Ogni azione contiene un rischio intrinseco e ogni atto, ripetuto costantemente, diventa un rito. Premere l’otturatore, mettere a fuoco, scegliere l’obiettivo da usare, sono tutte azioni rituali per un fotografo, ma la fotografia va ben oltre queste azioni. L’immagine non è solo un’immagine, è anche un documento, un messaggio e il racconto di una realtà”.

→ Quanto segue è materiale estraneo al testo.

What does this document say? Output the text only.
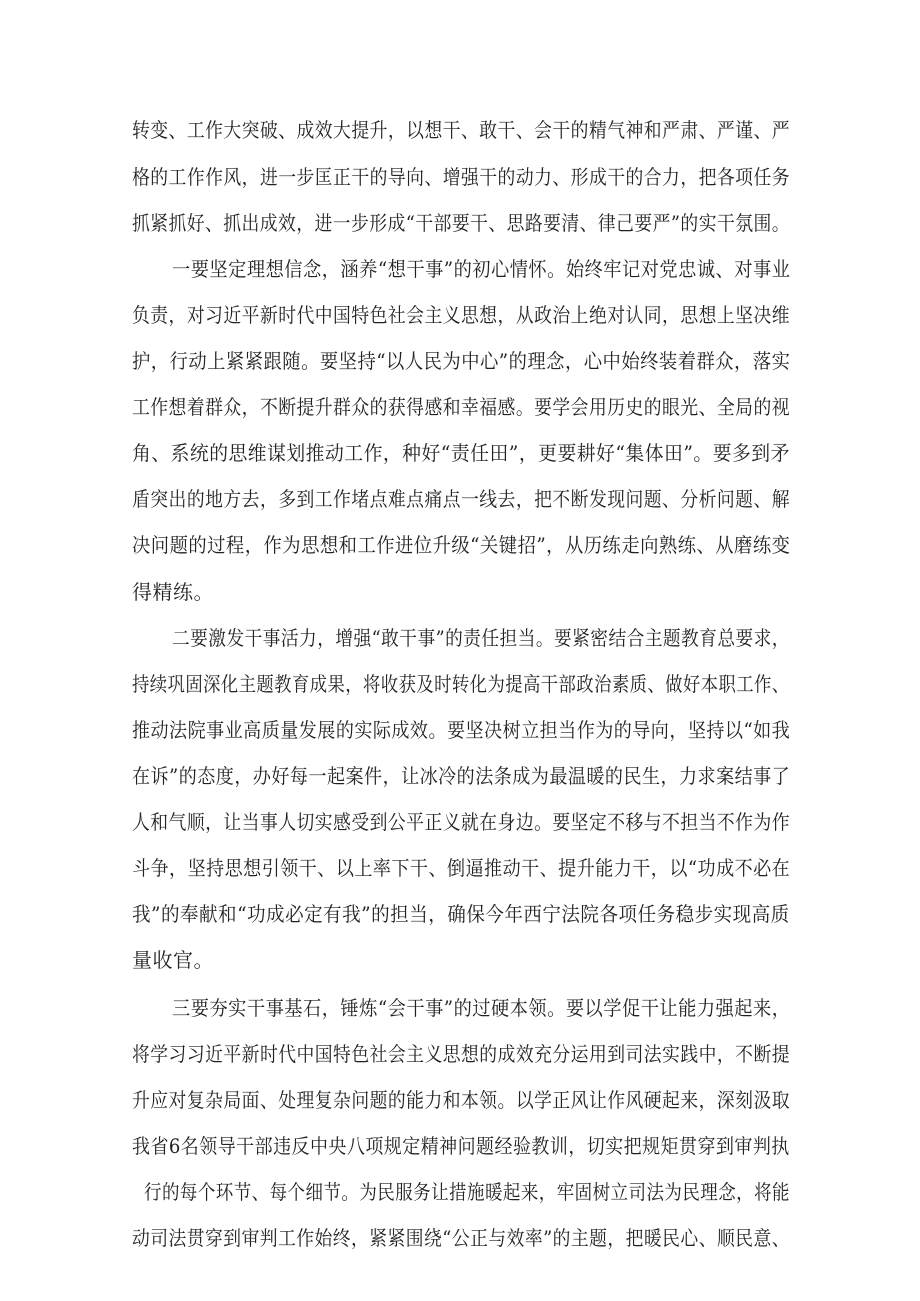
转变、工作大突破、成效大提升，以想干、敢干、会干的精气神和严肃、严谨、严
格的工作作风，进一步匡正干的导向、增强干的动力、形成干的合力，把各项任务
抓紧抓好、抓出成效，进一步形成“干部要干、思路要清、律己要严”的实干氛围。
一要坚定理想信念，涵养“想干事”的初心情怀。始终牢记对党忠诚、对事业
负责，对习近平新时代中国特色社会主义思想，从政治上绝对认同，思想上坚决维
护，行动上紧紧跟随。要坚持“以人民为中心”的理念，心中始终装着群众，落实
工作想着群众，不断提升群众的获得感和幸福感。要学会用历史的眼光、全局的视
角、系统的思维谋划推动工作，种好“责任田”，更要耕好“集体田”。要多到矛
盾突出的地方去，多到工作堵点难点痛点一线去，把不断发现问题、分析问题、解
决问题的过程，作为思想和工作进位升级“关键招”，从历练走向熟练、从磨练变
得精练。
二要激发干事活力，增强“敢干事”的责任担当。要紧密结合主题教育总要求，
持续巩固深化主题教育成果，将收获及时转化为提高干部政治素质、做好本职工作、
推动法院事业高质量发展的实际成效。要坚决树立担当作为的导向，坚持以“如我
在诉”的态度，办好每一起案件，让冰冷的法条成为最温暖的民生，力求案结事了
人和气顺，让当事人切实感受到公平正义就在身边。要坚定不移与不担当不作为作
斗争，坚持思想引领干、以上率下干、倒逼推动干、提升能力干，以“功成不必在
我”的奉献和“功成必定有我”的担当，确保今年西宁法院各项任务稳步实现高质
量收官。
三要夯实干事基石，锤炼“会干事”的过硬本领。要以学促干让能力强起来，
将学习习近平新时代中国特色社会主义思想的成效充分运用到司法实践中，不断提
升应对复杂局面、处理复杂问题的能力和本领。以学正风让作风硬起来，深刻汲取
我省6名领导干部违反中央八项规定精神问题经验教训，切实把规矩贯穿到审判执
行的每个环节、每个细节。为民服务让措施暖起来，牢固树立司法为民理念，将能
动司法贯穿到审判工作始终，紧紧围绕“公正与效率”的主题，把暖民心、顺民意、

Questa considerazione è alla base della settima edizione del Lagos photo festival, il primo e unico festival di fotografia della Nigeria, quest’anno dedicato al tema Rituals and performance: inherent risk. “I fotografi che vengono in Africa raccontano spesso storie senza speranza sostenendo di raccontare la verità, ma si può dire molto più di questo”, spiega Azu Nwagbogu, il fondatore del festival.

Tra i lavori esposti quest’anno c’è quello di Kiluanji Kia Henda intitolato Self-portraits as a white man in cui l’artista riflette sul valore dell’arte in quanto documento storico; Jenevieve Aken con il progetto Great expectations in cui si chiede che peso abbia il rito del matrimonio nel corso della vita di una donna africana.

E ancora, The art of survival, in cui Patrick Willocq realizza scenari fantastici per offrire una prospettiva nuova e ottimistica sulla crisi dei migranti e dei profughi.
Fati Abubakar con il suo progetto The face series chiede ai nigeriani che vivono sotto la minaccia dei militanti di Boko haram, di mettersi in posa davanti al suo obiettivo. “Anche questo è un rito, in cui Abubakar torna a ritrarre le stesse persone, in diversi periodi, in un’occasione partecipativa”, spiegano ancora i curatori.

Le mostre dureranno fino al 21 novembre 2016.